J Med Case Rep. 2012 Jan 24;6:31. doi: 10.1186/1752-1947-6-31.
Pachydermoperiostosis or primary hypertrophic osteoathropathy is a rare genetic disease with autosomal transmission. This disorder, which affects both bones and skin, is characterized by the association of dermatologic changes (pachydermia or thickening of the skin) and rheumatologic manifestations (periostosis and finger clubbing). Here, we report a new observation of pachydermoperiostosis.
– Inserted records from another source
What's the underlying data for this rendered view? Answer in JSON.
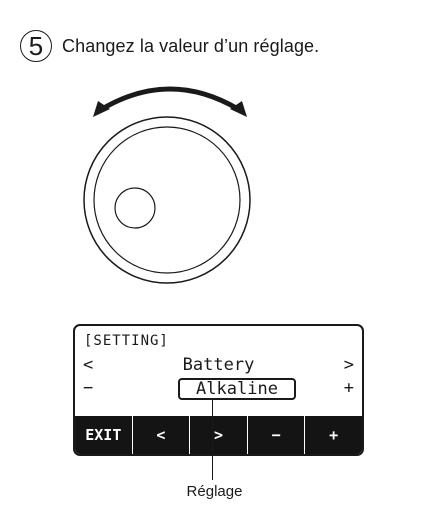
{
  "step": {
    "number": "5",
    "text": "Changez la valeur d’un réglage."
  },
  "dial": {
    "arrow_icon": "double-arrow-icon"
  },
  "lcd": {
    "header": "[SETTING]",
    "name": "Battery",
    "value": "Alkaline",
    "left_arrow": "<",
    "right_arrow": ">",
    "minus": "−",
    "plus": "+",
    "softkeys": [
      "EXIT",
      "<",
      ">",
      "−",
      "+"
    ]
  },
  "callout": {
    "label": "Réglage"
  }
}
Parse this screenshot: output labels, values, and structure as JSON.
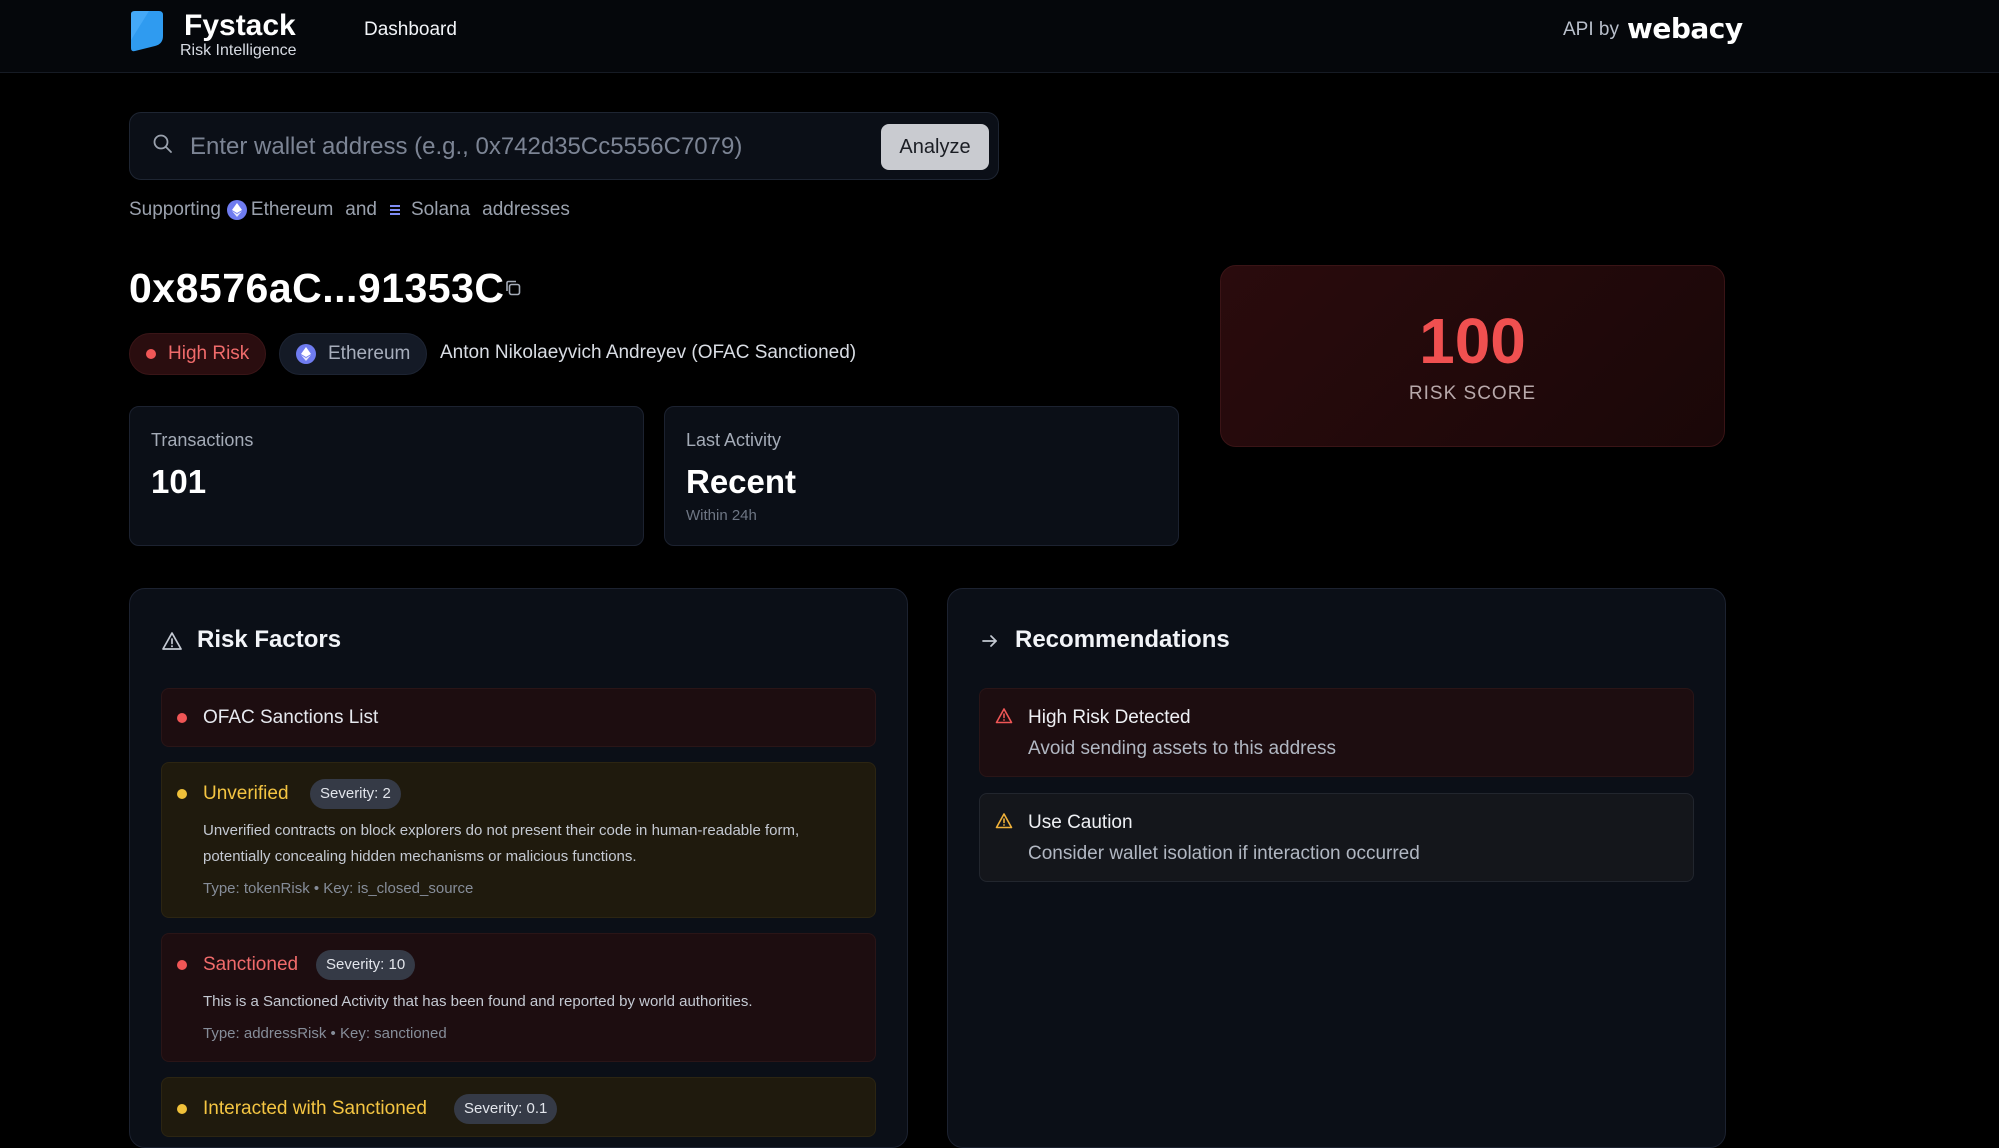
{
  "header": {
    "brand_name": "Fystack",
    "brand_sub": "Risk Intelligence",
    "nav_dashboard": "Dashboard",
    "api_by": "API by",
    "api_partner": "webacy"
  },
  "search": {
    "placeholder": "Enter wallet address (e.g., 0x742d35Cc5556C7079)",
    "value": "",
    "button_label": "Analyze"
  },
  "support": {
    "prefix": "Supporting",
    "chain1": "Ethereum",
    "conj": "and",
    "chain2": "Solana",
    "suffix": "addresses"
  },
  "wallet": {
    "address": "0x8576aC...91353C",
    "risk_badge": "High Risk",
    "chain_badge": "Ethereum",
    "entity": "Anton Nikolaeyvich Andreyev (OFAC Sanctioned)"
  },
  "stats": {
    "transactions_label": "Transactions",
    "transactions_value": "101",
    "activity_label": "Last Activity",
    "activity_value": "Recent",
    "activity_sub": "Within 24h"
  },
  "score": {
    "value": "100",
    "label": "RISK SCORE"
  },
  "risk_factors": {
    "title": "Risk Factors",
    "items": [
      {
        "title": "OFAC Sanctions List"
      },
      {
        "title": "Unverified",
        "severity": "Severity: 2",
        "desc": "Unverified contracts on block explorers do not present their code in human-readable form, potentially concealing hidden mechanisms or malicious functions.",
        "meta": "Type: tokenRisk • Key: is_closed_source"
      },
      {
        "title": "Sanctioned",
        "severity": "Severity: 10",
        "desc": "This is a Sanctioned Activity that has been found and reported by world authorities.",
        "meta": "Type: addressRisk • Key: sanctioned"
      },
      {
        "title": "Interacted with Sanctioned",
        "severity": "Severity: 0.1"
      }
    ]
  },
  "recommendations": {
    "title": "Recommendations",
    "items": [
      {
        "title": "High Risk Detected",
        "desc": "Avoid sending assets to this address"
      },
      {
        "title": "Use Caution",
        "desc": "Consider wallet isolation if interaction occurred"
      }
    ]
  },
  "colors": {
    "accent_red": "#f05050",
    "accent_yellow": "#f4c542",
    "eth": "#6f7cf0",
    "logo": "#2f9bf0"
  }
}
A 20-year-old North African Tunisian Caucasian man presented with hypertrophic osteoarthropathy. On a clinical examination, we found morphologic abnormalities of his face and extremities associated with skin changes. The laboratory findings were normal. A work-up disclosed no organic etiology. The final diagnosis consisted of pachydermoperiostosis syndrome.
Pachydermoperiostosis is a rare entity that should be differentiated from secondary hypertrophic osteoarthropathy and chronic rheumatic diseases.
厚皮性骨膜病或原发性肥大性骨关节病是一种罕见的常染色体显性遗传病。这种疾病同时影响骨骼和皮肤,其特征是皮肤改变(厚皮症或皮肤增厚)和风湿性表现(骨膜增生和杵状指)并存。在此,我们报告一例厚皮性骨膜病的新病例。
一名20岁的北非突尼斯裔白人男性患有肥大性骨关节病。临床检查发现其面部和四肢存在形态异常并伴有皮肤改变。实验室检查结果正常。进一步检查未发现器质性病因。最终诊断为厚皮性骨膜病综合征。
厚皮性骨膜病是一种罕见疾病,应与继发性肥大性骨关节病和慢性风湿性疾病相鉴别。